Saul Steier, chair of the humanities department at San Francisco State, said he’s worried about the future of liberal arts if classes continue to be cut and middle-class students are priced out. He said courses in English, history and philosophy teach young adults critical thinking, which is essential to being a good citizen.
“We’re telling these kids that the only goal of education is business,” he said.
Making money wasn’t the first thing on Jeanie Kirk’s mind when she signed for a $70,000 loan to get a master’s degree in climate and society from Columbia University. She said students like her seek liberal arts degrees because they want to devote themselves to helping people and solving global problems.
“A lot of us are trying to do things that are going to have a positive impact on the world,” Kirk said.
Pell Grants used to be a low-income student’s ticket to an affordable college education, but now tuition hikes are pushing more and more recipients into heavy debt.
Another consequence of soaring college costs is the reduction in value of the Pell Grant, the nation’s largest financial-aid program for low-income students. Because the maximum award a student can receive under the Pell Grant program is $5,550, as tuitions rise recipients are borrowing more to fill the gap.
“Low- and moderate-income students are increasingly being priced out of a college education,” said Mark Kantrowitz, founder of the student loan advice website FinAid.org.
In the 1970s, maximum Pell Grants covered almost 75 percent of the cost of attending a four-year public college. Now they account for only one-third, a number that will only drop further if recent trends continue.
Two years ago, the Pell Grant program received a short-term boost in President Barack Obama’s $787 billion stimulus package. But it took a $4 billion cut in last spring’s budget showdown and legislation currently being debated in the House Appropriations Committee could potentially reduce funding by another $44 billion over the next 10 years.

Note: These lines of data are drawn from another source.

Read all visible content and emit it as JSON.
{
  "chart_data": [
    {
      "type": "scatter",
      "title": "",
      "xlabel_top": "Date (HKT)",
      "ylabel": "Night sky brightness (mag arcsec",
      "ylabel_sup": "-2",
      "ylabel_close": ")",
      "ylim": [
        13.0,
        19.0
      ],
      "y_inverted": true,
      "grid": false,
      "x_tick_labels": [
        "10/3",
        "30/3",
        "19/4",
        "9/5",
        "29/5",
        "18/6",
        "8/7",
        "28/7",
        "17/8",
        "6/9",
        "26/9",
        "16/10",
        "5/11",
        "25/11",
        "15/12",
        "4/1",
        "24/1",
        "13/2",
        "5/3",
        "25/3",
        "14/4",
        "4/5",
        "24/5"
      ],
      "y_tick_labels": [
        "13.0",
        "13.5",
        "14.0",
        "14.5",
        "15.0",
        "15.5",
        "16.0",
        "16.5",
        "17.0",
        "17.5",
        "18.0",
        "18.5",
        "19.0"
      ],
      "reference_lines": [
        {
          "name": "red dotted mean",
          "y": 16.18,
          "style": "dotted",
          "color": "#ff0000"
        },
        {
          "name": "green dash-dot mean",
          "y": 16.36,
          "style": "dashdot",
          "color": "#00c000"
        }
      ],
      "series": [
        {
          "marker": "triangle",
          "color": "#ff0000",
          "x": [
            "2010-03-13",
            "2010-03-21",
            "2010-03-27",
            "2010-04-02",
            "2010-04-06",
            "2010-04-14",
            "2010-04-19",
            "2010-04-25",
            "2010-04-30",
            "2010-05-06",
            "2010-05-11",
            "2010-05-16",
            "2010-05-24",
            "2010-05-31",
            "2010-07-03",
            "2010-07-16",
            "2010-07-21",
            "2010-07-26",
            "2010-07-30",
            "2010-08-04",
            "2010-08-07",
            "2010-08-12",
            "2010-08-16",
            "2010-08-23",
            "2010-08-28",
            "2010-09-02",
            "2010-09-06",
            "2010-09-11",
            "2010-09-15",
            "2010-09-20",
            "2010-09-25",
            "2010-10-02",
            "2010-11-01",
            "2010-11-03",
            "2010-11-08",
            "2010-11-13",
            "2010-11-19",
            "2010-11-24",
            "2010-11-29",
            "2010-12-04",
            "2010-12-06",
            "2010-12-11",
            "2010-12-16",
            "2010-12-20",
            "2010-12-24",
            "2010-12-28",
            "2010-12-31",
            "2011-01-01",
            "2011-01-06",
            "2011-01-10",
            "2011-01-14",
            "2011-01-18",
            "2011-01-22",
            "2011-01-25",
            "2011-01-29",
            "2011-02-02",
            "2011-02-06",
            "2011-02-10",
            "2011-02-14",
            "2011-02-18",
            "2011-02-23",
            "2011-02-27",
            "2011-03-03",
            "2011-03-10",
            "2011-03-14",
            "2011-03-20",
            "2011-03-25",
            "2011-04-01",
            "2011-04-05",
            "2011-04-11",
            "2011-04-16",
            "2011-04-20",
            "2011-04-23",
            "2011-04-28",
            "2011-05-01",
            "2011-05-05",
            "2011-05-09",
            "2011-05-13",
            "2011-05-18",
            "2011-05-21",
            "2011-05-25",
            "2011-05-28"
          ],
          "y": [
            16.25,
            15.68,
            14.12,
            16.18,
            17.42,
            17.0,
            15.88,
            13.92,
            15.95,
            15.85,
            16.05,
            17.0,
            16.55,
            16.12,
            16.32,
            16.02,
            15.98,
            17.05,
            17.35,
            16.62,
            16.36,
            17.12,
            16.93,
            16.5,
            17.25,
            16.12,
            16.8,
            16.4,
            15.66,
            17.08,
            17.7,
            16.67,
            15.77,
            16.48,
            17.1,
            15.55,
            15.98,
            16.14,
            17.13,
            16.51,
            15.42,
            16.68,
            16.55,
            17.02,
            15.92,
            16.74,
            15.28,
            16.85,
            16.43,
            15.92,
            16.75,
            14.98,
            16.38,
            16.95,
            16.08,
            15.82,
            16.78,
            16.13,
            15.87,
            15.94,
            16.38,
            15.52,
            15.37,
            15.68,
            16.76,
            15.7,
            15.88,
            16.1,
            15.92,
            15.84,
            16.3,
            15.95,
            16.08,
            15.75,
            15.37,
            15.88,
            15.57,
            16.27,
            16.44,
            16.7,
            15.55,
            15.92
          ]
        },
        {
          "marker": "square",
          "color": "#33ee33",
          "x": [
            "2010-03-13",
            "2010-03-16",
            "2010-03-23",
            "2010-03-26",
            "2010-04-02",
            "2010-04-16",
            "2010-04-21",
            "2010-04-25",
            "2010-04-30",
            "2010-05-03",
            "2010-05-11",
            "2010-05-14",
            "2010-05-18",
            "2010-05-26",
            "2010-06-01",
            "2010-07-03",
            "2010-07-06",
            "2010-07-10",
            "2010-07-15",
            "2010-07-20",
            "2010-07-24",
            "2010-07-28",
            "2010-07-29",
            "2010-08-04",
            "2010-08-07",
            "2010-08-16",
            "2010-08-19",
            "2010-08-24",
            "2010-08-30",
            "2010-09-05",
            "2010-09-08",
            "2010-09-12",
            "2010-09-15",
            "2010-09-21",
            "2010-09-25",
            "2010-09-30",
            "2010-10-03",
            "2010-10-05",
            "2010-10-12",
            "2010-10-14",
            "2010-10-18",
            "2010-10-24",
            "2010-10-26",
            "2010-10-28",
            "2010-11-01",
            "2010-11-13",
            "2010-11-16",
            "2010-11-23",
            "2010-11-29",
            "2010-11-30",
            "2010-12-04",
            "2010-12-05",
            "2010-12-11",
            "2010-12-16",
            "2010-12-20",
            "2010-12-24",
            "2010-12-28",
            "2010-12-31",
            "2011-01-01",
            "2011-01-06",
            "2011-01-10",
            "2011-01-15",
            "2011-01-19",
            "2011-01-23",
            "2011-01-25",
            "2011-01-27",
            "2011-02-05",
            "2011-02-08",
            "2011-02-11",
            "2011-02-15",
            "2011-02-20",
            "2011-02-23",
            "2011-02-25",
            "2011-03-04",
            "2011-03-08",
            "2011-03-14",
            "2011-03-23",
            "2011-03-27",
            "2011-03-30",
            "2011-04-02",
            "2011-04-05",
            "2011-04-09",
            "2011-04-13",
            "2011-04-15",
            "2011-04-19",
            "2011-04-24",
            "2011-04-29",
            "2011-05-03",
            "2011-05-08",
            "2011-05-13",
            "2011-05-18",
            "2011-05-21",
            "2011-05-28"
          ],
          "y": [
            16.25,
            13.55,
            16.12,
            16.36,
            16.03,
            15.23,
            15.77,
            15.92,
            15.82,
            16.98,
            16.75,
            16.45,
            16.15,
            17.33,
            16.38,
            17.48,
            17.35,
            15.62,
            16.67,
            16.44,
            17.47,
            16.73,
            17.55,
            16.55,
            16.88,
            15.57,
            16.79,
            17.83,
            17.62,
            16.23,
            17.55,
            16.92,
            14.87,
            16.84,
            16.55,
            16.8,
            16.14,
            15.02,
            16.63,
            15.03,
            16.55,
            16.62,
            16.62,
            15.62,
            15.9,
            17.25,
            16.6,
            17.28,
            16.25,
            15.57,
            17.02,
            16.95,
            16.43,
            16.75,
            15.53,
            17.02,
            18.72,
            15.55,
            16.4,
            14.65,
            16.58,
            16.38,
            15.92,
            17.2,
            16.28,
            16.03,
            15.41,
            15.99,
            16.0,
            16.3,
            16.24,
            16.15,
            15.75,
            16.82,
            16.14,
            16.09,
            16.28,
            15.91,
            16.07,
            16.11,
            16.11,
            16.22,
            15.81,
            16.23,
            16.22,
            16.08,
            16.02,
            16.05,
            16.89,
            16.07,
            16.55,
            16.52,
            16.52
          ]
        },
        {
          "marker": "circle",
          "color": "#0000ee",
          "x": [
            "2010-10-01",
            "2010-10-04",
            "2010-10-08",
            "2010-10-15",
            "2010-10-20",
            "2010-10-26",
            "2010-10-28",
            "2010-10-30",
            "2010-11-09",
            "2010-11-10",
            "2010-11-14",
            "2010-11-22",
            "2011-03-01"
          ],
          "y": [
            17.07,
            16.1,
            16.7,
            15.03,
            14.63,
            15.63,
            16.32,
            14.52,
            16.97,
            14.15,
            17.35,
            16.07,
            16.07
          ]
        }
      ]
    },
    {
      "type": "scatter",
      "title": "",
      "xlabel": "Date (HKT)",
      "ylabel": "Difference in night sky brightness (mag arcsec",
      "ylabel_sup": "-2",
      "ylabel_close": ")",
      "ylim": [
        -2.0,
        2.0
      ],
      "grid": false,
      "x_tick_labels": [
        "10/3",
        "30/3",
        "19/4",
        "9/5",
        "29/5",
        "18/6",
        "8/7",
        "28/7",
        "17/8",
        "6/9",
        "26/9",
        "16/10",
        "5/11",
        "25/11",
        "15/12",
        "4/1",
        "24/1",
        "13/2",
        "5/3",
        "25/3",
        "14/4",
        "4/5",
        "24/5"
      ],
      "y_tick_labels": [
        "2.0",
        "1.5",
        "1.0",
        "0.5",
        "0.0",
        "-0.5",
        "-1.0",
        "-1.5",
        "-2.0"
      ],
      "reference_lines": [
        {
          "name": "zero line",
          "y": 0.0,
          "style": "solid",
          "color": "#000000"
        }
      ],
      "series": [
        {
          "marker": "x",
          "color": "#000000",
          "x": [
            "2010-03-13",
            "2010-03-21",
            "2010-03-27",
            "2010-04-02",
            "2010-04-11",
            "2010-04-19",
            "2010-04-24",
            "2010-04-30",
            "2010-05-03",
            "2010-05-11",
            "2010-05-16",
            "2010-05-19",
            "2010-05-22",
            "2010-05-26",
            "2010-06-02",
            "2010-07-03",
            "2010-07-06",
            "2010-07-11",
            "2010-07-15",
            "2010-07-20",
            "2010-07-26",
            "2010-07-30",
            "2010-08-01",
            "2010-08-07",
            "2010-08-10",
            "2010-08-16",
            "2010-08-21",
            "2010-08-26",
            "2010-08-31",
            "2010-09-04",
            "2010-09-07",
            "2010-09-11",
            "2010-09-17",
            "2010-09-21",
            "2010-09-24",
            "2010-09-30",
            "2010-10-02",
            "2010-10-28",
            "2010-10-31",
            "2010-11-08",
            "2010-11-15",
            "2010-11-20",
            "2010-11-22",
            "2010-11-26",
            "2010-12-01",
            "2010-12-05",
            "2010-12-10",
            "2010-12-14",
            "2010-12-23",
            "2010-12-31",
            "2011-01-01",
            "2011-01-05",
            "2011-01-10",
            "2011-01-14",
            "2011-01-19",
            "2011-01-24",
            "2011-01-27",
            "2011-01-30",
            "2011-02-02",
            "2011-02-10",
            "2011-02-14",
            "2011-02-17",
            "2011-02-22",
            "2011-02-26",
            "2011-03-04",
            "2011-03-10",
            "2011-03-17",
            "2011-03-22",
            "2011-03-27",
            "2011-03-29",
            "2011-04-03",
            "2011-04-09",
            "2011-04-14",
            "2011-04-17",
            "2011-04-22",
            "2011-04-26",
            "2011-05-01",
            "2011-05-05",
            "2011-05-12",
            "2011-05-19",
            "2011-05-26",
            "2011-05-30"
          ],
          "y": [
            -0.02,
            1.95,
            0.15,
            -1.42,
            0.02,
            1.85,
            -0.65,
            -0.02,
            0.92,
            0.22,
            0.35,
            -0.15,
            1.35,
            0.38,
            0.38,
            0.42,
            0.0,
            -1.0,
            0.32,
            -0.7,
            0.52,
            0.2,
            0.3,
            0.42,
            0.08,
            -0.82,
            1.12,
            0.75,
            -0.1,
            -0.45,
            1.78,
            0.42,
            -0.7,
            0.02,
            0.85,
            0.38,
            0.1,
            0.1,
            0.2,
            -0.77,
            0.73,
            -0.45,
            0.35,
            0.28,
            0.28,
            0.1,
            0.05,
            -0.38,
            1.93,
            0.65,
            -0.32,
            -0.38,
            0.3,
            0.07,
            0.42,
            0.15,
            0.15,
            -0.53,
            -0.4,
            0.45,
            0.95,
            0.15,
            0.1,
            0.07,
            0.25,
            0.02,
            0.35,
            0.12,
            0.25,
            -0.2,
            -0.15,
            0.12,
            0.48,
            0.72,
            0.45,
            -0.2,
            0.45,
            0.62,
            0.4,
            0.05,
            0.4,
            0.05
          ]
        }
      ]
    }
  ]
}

“These changes to Pell Grant funding would mean that fewer people would be eligible and those who are eligible would be at risk of receiving lower grants,” said Lauren Asher, president of the Institute for College Access and Success.
Asher said the proposed cuts would be especially crippling for low-income students because Pell recipients already borrow more than the average student. The awards are of particular importance to minority students, she said, with nearly half of all black undergraduates and roughly 40 percent of Hispanic undergraduates receiving them.
“Cuts could deter these students from going to college at all,” she said.
Robin Powers knows just how unaffordable college can be even with the support of a maximum Pell Grant. On her own by the time she was 16 years old, Powers considers herself self-sufficient, having put herself through college at UC Santa Barbara. But tuition increased from roughly $6,500 a year to almost $9,000 by the time she graduated in 2010, so she took out more and more loans to make ends meet. Now, she’s stuck with $45,000 of student debt and a temp job that pays $13 an hour.
“I was under the impression that if I did the right things I could make something of myself,” she said. “What I got instead was a whole lot of debt.”